Gil Shwed is a pioneer of the Startup Nation, Mr. Bennett wrote, as reported in NoCamels. “His story is the story of the Israeli tech sector. As a graduate of the Israeli military’s Unit 8200 who went on to found Check Point, he paved the way for me, and for thousands of other Israeli tech entrepreneurs.”
IsraAID, the Israel-based non-governmental organization that responds to emergencies all over the world with humanitarian help, has done so much good this decade. From large-scale disasters, including the 2015 Nepal earthquake and the 2011 earthquake and tsunami in Japan to long-term support to communities during the 2017 Hurricane Maria in Puerto Rico, IsraAID has worked in emergency and long-term development settings in more than 50 countries.

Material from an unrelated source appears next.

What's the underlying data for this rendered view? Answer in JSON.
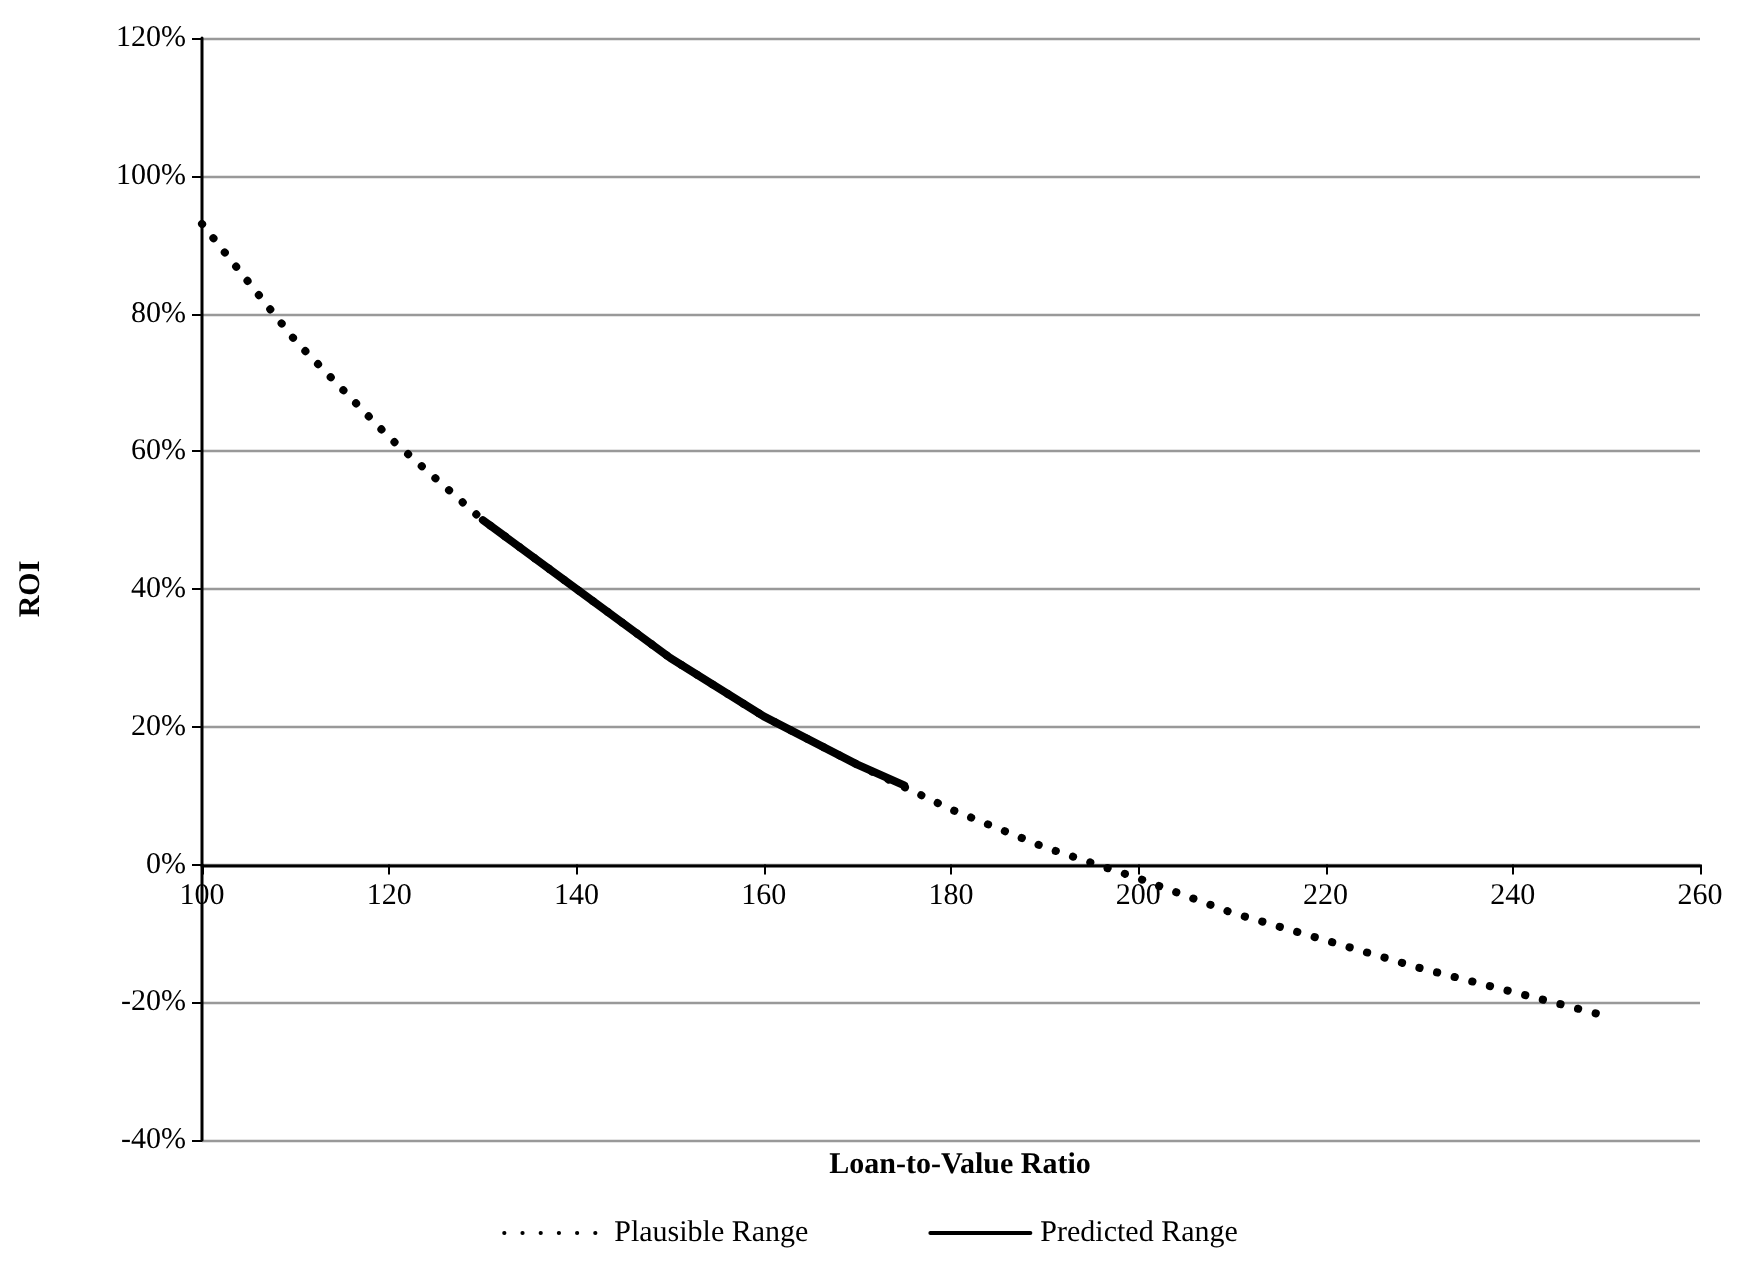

Navonel Glick, the co-CEO of IsraAID with Yotam Polizer, is committed to providing life-saving emergency relief and solutions for populations affected by natural disasters, epidemics, and post-conflict situations.
“I’d like to think we are helping people help themselves, so that when we have to leave, they are stronger and more capable than they were before we arrived,” he told From The Grapevine in 2017 when he was just 30 years old. “I know it’s a corny proverb, but I think about the idea that you don’t give them a fish, you teach them how to fish.”
Glick, who initially intended to become a doctor, was awarded the Muhammad Ali Humanitarian Award for Spirituality in 2016 and was part of the second annual Forbes 30 under 30 list chosen by Forbes Israel.
While Glick stopped doing fieldwork years ago, according to the Jewish Standard, he continues to play an integral part of a non-profit organization that is making the world a better place.
Adam Neumann, the co-founder behind WeWork, the shared co-working space giant that later spawned WeLive, the co-working space WeGrow, the private children’s school, and just plain We Company, once told Israeli newspaper Yediot Aharonot (Hebrew) that he co-founded WeWork with Miguel McKelvey with the intention of replicating the feeling of togetherness and belonging he felt in Israel and he thought was lacking in the US.
Neuman, who grew up on a kibbutz and used some of the ideas of that communal living space’s ideals when dreaming up his company, subsequently built an empire and by 2018 he was nominated to TIME magazine’s 100 Most Influential People for that year.
“With collaborative workspaces, startup incubators, gyms and housing, Adam is revolutionizing the way we work and reimagining how we live,” Marc Benioff, the chairman and CEO of US cloud computing company Salesforce, wrote of Neumann at the time.
WeWork was founded in 2010 and by early 2019 was evaluated a whopping $47 billion, with more than 400,000 members in 100 cities across 27 countries.
But at the tail end of 2019, things hit a tailspin. An IPO, initially expected in September, was postponed after it was estimated that the valuation was a third of the initial sum, and this scared investors. Then, the Wall Street Journal published a report detailing alleged strange behaviors on the part of Neumann and speculations that the company’s biggest investor, SoftBank, was looking to move him out of a leadership role. Other investors also criticized WeWork’s governance, business model, and its ability to be profitable.
Softbank eventually announced a deal to buy some 80 percent of the ailing shared office space startup, confirming reports that the Japanese financial giant would essentially be taking control of the firm. As part of the deal, Neumann would become a board observer and would be paid $1.7 billion to leave his leadership role.
WeWork is still a unicorn, with a sizeable valuation of at least $8 billion.